正文 嫌他累贅 文 / 清風流火
看著已經昏睡了近一個時辰的夜溟,再看看那緊緊攥著她手腕的手,緋玉無奈搖了搖頭。
她明白夜溟的擔憂,她能理解他的想法,縱然一顆心如被焚一般,她知道,夜溟比她想得明白,無謂犯傻的事,他不讓她做。
她一直不明白,夜溟為什麼替她著想那麼多,將她帶來這個世界的責任?未免過于牽強。
突然,夜溟緊緊抓著她的手松開了,緋玉抬頭,又望入那雙深不見底浮著冰凌的眸子,只是興許初醒,還略微有些迷蒙。
“我能保證,紅殤不會死。”這是夜溟醒來後的第一句話,微有些沙啞,卻極其肯定。
緋玉將一片人參遞入夜溟口中,初時焦躁的心,早已讓夜溟的固執堅持,以及那又一次的虛弱昏倒,攪亂得反而平靜了。
“他興許不會死,但是夜溟,人最大的痛苦不是死。身體再重的創傷也有愈合的一天,我怕的是……這件事,紅殤會傷心。”緋玉深深嘆著氣,眼楮無端望著窗外,似乎這樣就可以望向遠方,“被最愛的人傷了心,生不如死。
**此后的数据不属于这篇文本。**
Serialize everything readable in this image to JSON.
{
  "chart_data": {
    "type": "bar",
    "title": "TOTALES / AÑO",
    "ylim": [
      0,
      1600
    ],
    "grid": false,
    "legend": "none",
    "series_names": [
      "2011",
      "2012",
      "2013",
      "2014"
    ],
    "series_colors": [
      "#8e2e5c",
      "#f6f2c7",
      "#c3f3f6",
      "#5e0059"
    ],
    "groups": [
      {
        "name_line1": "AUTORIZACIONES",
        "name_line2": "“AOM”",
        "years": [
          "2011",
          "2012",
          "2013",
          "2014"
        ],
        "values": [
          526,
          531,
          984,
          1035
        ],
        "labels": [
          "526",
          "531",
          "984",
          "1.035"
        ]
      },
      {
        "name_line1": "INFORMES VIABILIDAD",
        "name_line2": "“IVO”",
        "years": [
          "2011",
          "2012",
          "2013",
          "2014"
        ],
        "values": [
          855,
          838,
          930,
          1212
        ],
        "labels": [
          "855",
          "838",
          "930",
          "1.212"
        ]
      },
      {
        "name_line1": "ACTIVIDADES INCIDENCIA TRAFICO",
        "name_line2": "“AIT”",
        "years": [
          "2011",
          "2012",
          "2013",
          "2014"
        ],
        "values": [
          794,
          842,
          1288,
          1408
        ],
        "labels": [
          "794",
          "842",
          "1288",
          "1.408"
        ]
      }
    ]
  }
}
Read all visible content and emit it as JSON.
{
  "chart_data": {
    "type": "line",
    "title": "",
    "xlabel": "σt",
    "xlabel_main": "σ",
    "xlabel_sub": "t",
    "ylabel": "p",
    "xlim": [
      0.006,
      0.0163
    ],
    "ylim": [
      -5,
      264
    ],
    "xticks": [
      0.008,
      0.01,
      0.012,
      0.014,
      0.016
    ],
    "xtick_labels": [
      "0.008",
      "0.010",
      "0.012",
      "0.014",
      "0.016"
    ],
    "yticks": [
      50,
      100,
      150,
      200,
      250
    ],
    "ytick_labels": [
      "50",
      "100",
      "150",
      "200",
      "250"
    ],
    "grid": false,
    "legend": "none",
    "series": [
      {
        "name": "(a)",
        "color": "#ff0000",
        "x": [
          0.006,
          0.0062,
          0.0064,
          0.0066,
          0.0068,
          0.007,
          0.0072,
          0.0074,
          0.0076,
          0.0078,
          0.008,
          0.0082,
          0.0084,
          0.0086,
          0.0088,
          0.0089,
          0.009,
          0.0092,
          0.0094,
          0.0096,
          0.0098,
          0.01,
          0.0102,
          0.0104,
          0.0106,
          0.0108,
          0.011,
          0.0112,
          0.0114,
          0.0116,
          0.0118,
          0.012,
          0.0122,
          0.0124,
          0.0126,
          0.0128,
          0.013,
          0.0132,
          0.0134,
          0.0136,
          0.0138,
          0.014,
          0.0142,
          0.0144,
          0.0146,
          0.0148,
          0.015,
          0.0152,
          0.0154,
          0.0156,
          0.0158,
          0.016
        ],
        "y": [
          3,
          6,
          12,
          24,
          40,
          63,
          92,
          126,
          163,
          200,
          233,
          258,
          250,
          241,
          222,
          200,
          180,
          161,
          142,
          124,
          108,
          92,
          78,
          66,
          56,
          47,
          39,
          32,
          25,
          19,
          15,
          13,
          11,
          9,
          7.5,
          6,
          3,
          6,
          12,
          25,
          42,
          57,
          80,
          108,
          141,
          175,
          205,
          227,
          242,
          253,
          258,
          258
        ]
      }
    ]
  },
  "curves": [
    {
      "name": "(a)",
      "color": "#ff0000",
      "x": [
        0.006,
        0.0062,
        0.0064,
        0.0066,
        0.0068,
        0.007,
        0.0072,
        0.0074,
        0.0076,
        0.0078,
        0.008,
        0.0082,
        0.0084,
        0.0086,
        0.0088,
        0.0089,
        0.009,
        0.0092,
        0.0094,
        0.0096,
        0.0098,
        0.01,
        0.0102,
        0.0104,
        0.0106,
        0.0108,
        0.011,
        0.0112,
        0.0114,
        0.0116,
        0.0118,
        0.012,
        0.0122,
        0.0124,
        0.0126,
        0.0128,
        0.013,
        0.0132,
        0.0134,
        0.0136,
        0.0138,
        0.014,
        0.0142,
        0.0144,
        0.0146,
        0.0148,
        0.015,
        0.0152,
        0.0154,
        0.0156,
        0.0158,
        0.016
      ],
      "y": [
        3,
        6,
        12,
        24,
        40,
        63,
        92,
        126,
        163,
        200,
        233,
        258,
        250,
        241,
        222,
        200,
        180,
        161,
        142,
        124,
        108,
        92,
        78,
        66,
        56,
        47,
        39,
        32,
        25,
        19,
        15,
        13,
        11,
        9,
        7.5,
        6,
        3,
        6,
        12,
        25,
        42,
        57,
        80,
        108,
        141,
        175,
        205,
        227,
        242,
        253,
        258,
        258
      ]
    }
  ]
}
”
是啊,傷一個人的身體能有多重?但是傷心呢?誰也無法預料。
夜溟眼中微微動容,他明知緋玉口中說的並非是他,但是從她口中說出如此通透的話,如此能理解一個人,可是,不是他……
舊傷又一次痛了,那心髒正中曾經耗盡他所有功力才勉強愈合的傷口,似乎要迸裂一般。
為什麼不是他呢?為什麼緋玉口中那個會傷心的人,不是他呢?
“不必擔心,他會回來的,無需太久。”夜溟輕聲說著,緩緩閉上了眼楮,掩去那足矣出賣他情緒的目光,“不用等太久,你會自由的。”
“夜溟,北營司恐怕並非久留之地,我另尋一處安全的地方……”
“你能尋得安全的地方?”夜溟輕輕反問一句,“不必顧忌我的安危,必要的時候……”
“算了,當我沒說。”緋玉深深泄了一口氣,她並非嫌夜溟累贅,但是,夜溟並不領情。